Based on PCA of the 10 soil variables, the authors identified four distinguishable management categories: fields in organic management for more than three years, fields in organic management for less than three years, conventional fields not on Vertisols, and conventional fields on Vertisols. They then used these categories in a CDA to test the hypothesis that management effects would be more pronounced under long-term (i.e., more than three years) management and to identify which soil variables were most closely associated with these management categories.
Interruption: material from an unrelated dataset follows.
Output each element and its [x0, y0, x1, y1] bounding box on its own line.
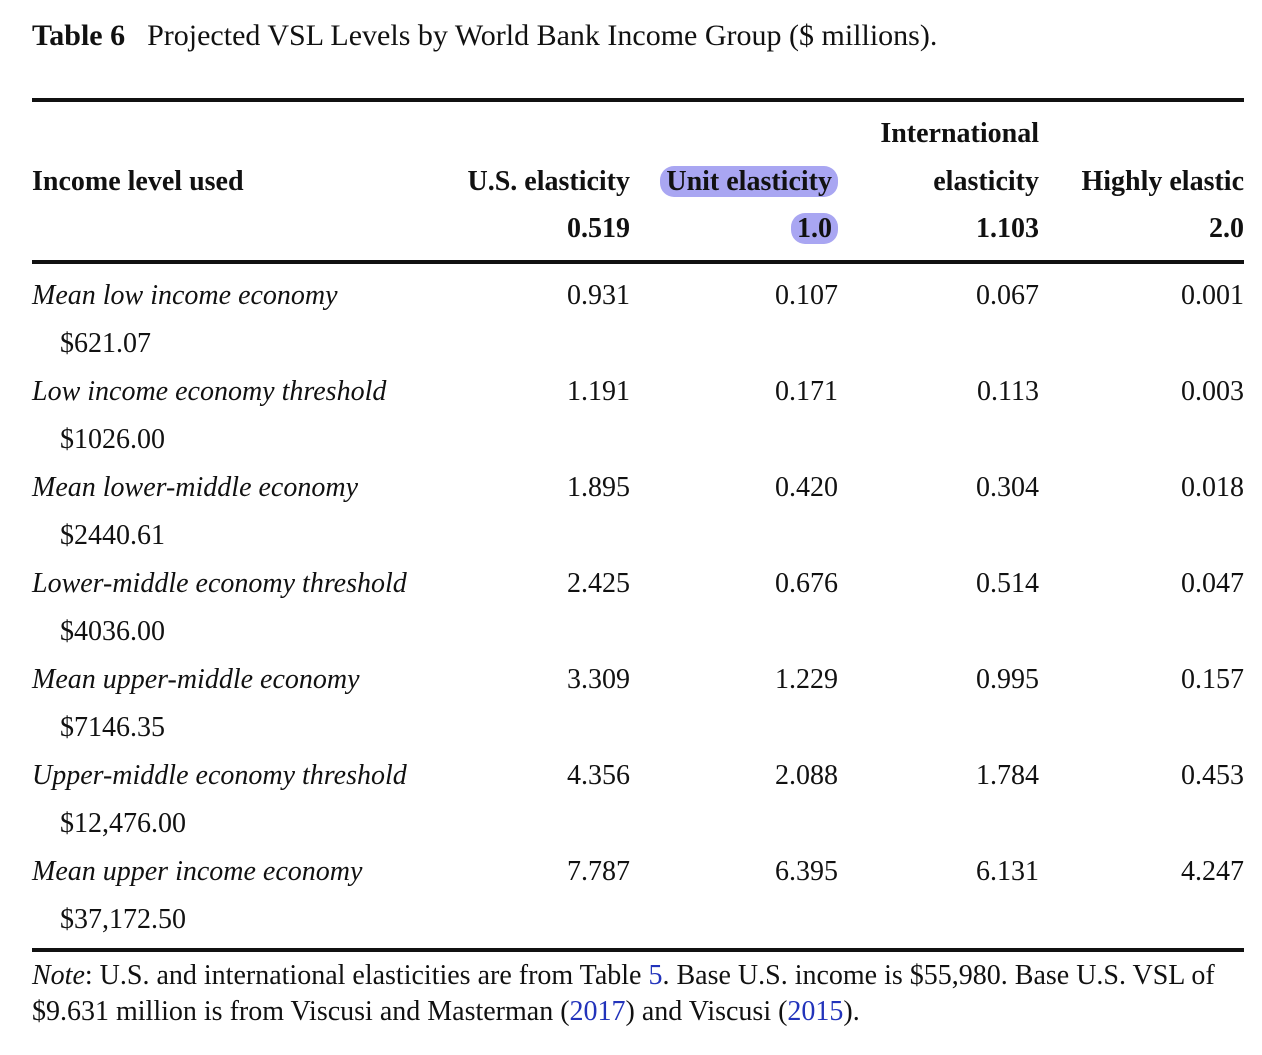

CDA is used to test and describe relationships among two or more group categories based on a set of variables (in this case, the 10 soil response variables). With CDA, variation among management categories is maximized while variation within categories is minimized, and the dimensionality of the data set is once again reduced into a smaller set of new variables, now called canonical functions. These newly derived canonical functions describe between-category variation; loadings within canonical functions describe the magnitude and direction of association of an original variable within a described category. Each canonical function (CAN) is a linear combination of independently measured variables and is independent of other canonical functions (Vaylay and van Santen, 2002). In the Drinkwater study, a significant Wilks’ lambda value of 0.37 and a canonical correlation of P = .0001 between the four management categories and the first canonical function (CAN1) indicated that CAN1 explained the differentiation of the management groups (Figure 4.2). The analysis also showed that CAN1 was dominated by large loadings from pH, nitrogen- mineralization potential and Kjeldahl nitrogen and had a negative inorganic nitrogen loading (see Drinkwater et al., 1995 for detailed results of the CDA).
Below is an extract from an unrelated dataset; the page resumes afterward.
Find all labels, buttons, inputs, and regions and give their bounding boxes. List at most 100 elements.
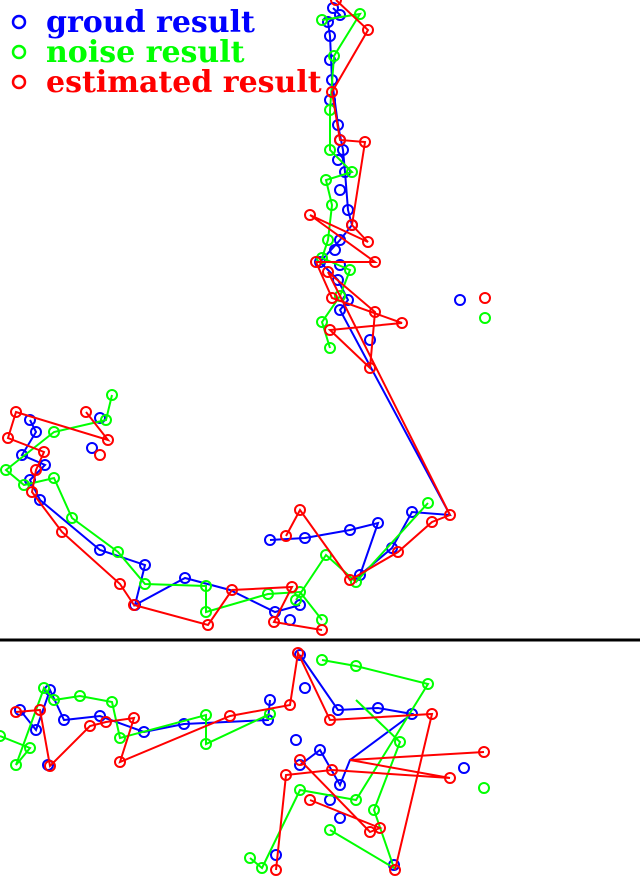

Canonical Discriminant Analysis of Organic and Conventional Treatments to Segregate Effects of Management-Influenced and Inherent Soil Properties. 
Figure 4.2 Canonical Discriminant Analysis (CDA) of Organic and Conventional Treatments to Segregate Effects of Management-Influenced and Inherent Soil Properties. The first and second canonical functions are shown, using only management-affected soil characteristics (total organic N, organic C, C:N ratio, N-mineralization potential, inorganic N, percent of inorganic N pool present as NH4+, pH and electrical conductivity). Symbols: • = organic management >3 years; ▲= organic management <3 years; ο = conventional management except sites on Vertisols; ◊ = conventional sites on Vertisols. From Drinkwater et al. (1995).

In other words, differences in management-influenced soil properties were greatest between fields that had been managed organically for more than three years and conventional sites not on Vertisols. Fields that were under organic management for three years or less were intermediate. As with PCA, CDA helped reveal which variables were most important for classification into different groups. In this case, total Kjeldahl nitrogen, organic carbon, inorganic nitrogen pools, pH, and electrical conductivity were significant factors in distinguishing between the three groups that remained after fields with confounding soil-type variation were removed. Using multivariate analyses, this study iden-tified key differences in soil properties resulting from these distinct management regimes.

Hierarchical clustering analysis (HCA) is a classification method that produces a set of nested clusters organized as a hierarchical tree, or dendrogram (Figure 4.3). The dendrogram can be viewed on the observational level or as response measures, depending on the research scope (i.e., detailed or general). This flexibility is extremely helpful when examining relationships among entities or subgroups. HCA can reveal patterns that can lead to further hypothesis generation and testing, and it can assist in summarizing data as a precursor to regression, PCA or other classification methods.